Let's talk about the output:
First, "optimization terminated successfully". Recall that linear regression and its simple formula for the optimal betas is a rarity in machine learning and statistics: most models are fit to the data algorithmically, not via a formula. This message is letting us know that the algorithm seems to have worked.

Second, the pseudo $R^2$ is rather low (.23). As with regular $R^2$, we might take this as a sign that the model is struggling.

Finally, let's look at the coefficients.

  • Several of the coefficients are statistically significant, including
    • Fixed acidity - good
    • Volatile Acidity - bad
    • Residual Sugar - good (judge have a sweet tooth?)
    • Chlorides - bad
    • Sulphates - good
    • Alcohol - good (judges like getting drunk?)
    • The rest only reach a coefficient size we would often observe by chance alone, without any actual effect from the predictor

More formal interpretations are of coefficients are long-winded. "A one unit increase in alcohol (holding all else constant) results in a predicted 0.494 increase in the log odds of a wine being classified as good".

We can't be more precise because the effect of one unit of alcohol depends on how much alcohol there already is. The one unit increase/decrease matters more if the wine is otherwise on the border between good and bad. If the wine is undrinkable (in the far left tail of the sigmoidal curve) one unit of alcohol barely moves the probability, while if the wine is in the middle of the curve that unit of acidity has much more practical impact.

Discussion

  1. Are there any bones you'd like to pick with the model I've laid out? Can you think of a better logistic regression model?

Prediction

One of the really cool features of logistic regression is that it hands back probabilities of a given case being 1 or 0, rather than just 1s and 0s. That lets us do neat things like set different cutoffs for what counts as a 1 and do ROC analysis and so on. Here, we'll just set the cutoff at 0.5: if a 1 is reported as more likely, predict a 1. (You can play with the cutoff yourself and see if you can make the model do better by trading false positives and false negatives).
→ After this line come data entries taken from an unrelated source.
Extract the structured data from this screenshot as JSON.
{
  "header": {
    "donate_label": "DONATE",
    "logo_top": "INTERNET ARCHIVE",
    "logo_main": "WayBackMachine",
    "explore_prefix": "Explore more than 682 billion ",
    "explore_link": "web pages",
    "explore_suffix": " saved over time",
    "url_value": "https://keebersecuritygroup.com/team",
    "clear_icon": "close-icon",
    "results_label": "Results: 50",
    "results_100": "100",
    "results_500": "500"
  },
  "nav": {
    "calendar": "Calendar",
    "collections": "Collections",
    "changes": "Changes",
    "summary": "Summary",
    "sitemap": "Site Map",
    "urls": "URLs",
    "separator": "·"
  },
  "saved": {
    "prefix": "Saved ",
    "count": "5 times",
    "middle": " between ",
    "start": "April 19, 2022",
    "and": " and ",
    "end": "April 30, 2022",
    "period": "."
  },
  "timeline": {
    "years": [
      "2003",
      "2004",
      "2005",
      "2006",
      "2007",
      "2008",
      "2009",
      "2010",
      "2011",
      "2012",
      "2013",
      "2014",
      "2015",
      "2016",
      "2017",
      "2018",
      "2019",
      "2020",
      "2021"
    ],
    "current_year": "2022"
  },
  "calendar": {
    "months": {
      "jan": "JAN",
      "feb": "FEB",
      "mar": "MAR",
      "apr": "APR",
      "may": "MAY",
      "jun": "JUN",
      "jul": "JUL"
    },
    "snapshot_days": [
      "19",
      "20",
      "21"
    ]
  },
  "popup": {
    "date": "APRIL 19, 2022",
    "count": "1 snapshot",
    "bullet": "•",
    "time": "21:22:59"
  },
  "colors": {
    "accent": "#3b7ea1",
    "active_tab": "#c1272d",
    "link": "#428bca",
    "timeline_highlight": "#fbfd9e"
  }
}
Because this is statsmodels, we'll need to import a tool or do the test set score calculation ourselves. Here, it's easy enough to implement:

  • do the predictions
  • compare with .5
  • find out what percentage of our binary predictions matched the truth
In [82]:
sm_binary_prediction = sm_fitted_logit.predict(sm.add_constant(x_test)) >= .5
np.sum(y_test == sm_binary_prediction) / len(y_test)
Out[82]:
0.80500000000000005

Wow! 80% is a pretty good performance! We can pretty much tell the bad wines from the good.

Here's a sanity check:

In [83]:
np.sum(y_test == 0) / len(y_test)
Out[83]:
0.81000000000000005

Oh... no... wait. A model that says "all wines are bad" also scores 80% on the test set. Our fancy model isn't really doing that well.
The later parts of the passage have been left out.